Gravitational Fragmentation of Expanding Shells. II. Three-dimensional Simulations

TL;DR

This paper uses three-dimensional simulations to study how expanding shells driven by HII regions undergo gravitational fragmentation, revealing earlier and larger unstable modes than predicted by simple models.

Contribution

It provides high-resolution 3D simulation results showing the growth of gravitational instabilities in expanding shells, extending previous linear analyses with new analytic formulae.

Findings

Perturbations grow earlier than linear predictions.

Most unstable mode wavenumber is larger than in thin-shell analysis.
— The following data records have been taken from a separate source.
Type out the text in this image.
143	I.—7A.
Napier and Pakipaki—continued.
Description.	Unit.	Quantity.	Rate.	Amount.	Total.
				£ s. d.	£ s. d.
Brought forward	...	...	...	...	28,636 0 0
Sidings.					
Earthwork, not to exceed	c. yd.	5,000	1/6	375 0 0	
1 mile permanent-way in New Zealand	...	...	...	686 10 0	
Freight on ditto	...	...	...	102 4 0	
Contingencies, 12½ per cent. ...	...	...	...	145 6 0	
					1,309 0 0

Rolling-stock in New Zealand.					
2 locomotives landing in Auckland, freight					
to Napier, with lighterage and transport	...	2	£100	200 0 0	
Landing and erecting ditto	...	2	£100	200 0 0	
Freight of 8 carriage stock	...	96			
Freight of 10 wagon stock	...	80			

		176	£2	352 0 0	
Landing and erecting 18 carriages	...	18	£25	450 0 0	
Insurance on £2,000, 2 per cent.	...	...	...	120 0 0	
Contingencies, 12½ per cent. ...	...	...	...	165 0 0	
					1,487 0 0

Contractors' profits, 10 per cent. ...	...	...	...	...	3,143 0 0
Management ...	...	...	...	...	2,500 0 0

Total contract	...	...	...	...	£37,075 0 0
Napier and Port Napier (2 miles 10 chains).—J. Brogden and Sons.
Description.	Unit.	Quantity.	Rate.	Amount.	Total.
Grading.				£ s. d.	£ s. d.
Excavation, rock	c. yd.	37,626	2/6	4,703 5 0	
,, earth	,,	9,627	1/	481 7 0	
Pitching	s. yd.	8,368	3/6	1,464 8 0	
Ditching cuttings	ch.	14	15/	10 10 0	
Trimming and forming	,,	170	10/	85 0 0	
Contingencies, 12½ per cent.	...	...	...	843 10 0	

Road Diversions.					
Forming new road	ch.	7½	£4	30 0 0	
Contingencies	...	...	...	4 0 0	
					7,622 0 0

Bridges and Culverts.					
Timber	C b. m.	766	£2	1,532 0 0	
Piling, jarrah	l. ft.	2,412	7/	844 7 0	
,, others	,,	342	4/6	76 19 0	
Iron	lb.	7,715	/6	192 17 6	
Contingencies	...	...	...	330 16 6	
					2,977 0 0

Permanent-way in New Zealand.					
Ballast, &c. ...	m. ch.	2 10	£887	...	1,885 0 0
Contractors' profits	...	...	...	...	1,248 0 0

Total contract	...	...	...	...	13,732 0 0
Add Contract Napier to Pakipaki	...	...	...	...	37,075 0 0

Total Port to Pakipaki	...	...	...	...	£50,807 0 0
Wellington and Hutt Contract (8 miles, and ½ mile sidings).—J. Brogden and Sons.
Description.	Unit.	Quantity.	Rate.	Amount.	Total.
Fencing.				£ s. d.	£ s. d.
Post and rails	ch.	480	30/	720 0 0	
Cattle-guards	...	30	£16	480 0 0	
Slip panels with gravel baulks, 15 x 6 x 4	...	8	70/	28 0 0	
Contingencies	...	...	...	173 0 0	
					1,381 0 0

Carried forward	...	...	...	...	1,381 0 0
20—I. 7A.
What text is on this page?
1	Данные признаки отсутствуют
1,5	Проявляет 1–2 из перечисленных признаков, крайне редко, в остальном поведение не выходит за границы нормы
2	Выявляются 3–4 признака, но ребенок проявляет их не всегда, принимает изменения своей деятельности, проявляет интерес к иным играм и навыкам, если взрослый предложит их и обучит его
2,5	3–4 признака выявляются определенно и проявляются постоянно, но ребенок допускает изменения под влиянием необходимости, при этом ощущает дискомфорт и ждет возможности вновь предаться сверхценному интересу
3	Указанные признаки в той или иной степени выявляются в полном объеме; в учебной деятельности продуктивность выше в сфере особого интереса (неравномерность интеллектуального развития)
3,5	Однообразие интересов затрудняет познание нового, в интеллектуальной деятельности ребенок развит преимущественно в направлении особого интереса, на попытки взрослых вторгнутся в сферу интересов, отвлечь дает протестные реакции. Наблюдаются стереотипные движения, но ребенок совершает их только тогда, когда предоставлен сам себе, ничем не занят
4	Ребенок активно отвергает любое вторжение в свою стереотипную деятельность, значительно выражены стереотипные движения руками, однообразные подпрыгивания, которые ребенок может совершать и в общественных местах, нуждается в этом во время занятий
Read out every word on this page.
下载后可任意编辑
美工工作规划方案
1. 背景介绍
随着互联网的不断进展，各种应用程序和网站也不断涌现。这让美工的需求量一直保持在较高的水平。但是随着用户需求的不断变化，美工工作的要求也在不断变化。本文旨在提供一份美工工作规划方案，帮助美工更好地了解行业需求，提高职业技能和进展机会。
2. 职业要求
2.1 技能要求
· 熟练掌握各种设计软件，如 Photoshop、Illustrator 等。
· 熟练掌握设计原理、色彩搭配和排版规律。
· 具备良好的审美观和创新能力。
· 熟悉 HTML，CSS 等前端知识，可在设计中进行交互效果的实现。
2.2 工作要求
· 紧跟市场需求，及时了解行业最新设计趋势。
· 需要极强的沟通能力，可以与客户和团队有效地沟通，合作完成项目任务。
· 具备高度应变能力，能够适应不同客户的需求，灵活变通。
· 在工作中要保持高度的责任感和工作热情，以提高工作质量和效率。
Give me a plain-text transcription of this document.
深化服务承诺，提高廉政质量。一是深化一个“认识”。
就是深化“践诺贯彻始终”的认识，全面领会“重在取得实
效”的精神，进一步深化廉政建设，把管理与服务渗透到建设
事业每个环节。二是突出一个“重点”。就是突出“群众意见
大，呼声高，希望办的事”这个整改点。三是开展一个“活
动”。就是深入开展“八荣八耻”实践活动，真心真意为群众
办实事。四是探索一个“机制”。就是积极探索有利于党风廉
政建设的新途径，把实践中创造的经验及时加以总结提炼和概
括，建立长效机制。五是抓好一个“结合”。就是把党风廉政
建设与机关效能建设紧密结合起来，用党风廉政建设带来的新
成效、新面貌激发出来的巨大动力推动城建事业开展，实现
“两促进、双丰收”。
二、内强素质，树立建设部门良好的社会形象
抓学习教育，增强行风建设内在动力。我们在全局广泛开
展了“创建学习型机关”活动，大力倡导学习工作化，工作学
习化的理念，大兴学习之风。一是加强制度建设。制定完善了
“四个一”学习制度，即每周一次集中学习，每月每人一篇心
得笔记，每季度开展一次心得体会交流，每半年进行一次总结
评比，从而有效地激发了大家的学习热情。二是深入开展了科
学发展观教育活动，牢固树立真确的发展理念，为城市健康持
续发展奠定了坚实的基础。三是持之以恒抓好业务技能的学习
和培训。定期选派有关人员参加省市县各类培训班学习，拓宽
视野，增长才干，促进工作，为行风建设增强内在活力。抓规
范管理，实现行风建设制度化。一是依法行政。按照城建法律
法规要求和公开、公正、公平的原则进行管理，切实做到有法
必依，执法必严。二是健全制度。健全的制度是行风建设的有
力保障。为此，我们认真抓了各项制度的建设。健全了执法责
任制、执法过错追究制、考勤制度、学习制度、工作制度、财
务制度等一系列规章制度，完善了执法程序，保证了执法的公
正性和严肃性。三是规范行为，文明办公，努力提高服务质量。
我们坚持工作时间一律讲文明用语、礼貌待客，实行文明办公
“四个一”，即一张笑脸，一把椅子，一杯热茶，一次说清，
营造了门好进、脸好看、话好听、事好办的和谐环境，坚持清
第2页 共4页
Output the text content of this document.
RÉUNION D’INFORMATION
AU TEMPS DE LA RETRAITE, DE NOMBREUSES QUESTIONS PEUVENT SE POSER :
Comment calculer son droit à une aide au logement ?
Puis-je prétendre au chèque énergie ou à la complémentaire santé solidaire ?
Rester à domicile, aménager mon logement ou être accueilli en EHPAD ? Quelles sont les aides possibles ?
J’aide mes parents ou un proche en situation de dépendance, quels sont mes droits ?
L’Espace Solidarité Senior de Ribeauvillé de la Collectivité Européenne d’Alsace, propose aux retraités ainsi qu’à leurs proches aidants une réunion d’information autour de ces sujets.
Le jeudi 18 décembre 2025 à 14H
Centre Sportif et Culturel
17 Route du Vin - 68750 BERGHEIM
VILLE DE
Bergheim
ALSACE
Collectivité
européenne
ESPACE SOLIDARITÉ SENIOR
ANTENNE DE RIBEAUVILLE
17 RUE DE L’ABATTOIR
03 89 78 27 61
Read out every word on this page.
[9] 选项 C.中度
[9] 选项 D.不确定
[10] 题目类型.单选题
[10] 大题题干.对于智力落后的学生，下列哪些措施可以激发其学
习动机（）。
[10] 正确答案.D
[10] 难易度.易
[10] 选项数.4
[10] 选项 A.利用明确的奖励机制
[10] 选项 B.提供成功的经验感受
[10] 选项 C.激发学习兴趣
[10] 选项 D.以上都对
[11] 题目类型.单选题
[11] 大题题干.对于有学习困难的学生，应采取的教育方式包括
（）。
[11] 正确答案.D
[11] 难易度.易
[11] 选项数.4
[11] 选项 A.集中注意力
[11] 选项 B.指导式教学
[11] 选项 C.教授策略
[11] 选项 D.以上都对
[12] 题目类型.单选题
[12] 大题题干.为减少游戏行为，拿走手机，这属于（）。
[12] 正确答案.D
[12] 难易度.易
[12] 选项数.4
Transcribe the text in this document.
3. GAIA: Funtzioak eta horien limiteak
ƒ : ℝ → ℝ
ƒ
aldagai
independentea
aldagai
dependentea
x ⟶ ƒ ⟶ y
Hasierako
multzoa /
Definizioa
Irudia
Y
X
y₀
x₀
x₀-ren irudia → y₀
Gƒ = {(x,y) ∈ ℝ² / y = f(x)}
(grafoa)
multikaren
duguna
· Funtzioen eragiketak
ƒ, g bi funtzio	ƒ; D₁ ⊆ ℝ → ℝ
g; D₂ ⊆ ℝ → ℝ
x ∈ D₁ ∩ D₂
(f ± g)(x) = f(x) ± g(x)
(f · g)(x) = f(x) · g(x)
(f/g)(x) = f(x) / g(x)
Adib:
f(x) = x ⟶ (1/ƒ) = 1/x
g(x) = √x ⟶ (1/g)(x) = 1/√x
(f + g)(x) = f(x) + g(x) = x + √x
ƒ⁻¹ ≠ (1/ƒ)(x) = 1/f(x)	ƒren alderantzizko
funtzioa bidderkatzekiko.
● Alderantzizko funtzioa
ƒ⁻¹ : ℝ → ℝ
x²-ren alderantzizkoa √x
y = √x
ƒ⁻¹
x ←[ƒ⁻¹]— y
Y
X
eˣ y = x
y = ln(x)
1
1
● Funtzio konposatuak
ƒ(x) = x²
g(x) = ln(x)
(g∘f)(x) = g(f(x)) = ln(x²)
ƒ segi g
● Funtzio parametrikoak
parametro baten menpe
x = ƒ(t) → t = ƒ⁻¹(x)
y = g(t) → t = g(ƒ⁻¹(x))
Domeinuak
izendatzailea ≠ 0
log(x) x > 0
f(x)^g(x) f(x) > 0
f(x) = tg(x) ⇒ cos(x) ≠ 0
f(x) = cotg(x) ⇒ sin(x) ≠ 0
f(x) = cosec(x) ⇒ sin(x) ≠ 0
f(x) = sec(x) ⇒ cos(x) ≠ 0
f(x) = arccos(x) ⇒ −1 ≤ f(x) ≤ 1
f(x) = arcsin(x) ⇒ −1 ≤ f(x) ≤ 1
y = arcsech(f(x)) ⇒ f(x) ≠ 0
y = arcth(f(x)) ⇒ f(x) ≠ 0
Deformation of contact discontinuity accompanies instability development.

Abstract

We investigate the gravitational fragmentation of expanding shells driven by HII regions using the three-dimensional Lagrangian simulation codes based on the Riemann solver, called Godunov smoothed particle hydrodynamics. The ambient gas is assumed to be uniform. In order to attain high resolution to resolve the geometrically thin dense shell, we calculate not the whole but a part of the shell. We find that perturbations begin to grow earlier than the prediction of the linear analysis under the thin-shell approximation. The wavenumber of the most unstable mode is larger than that in the thin-shell linear analysis. The development of the gravitational instability is accompanied by the significant deformation of the contact discontinuity. These results are consistent with a linear analysis presented by Iwasaki et al. (2011) that have taken into account the density profile across the thickness and approximate shock and contact discontinuity boundary conditions. We derive useful analytic formulae for the fragment scale and the epoch when the gravitational instability begins to grow.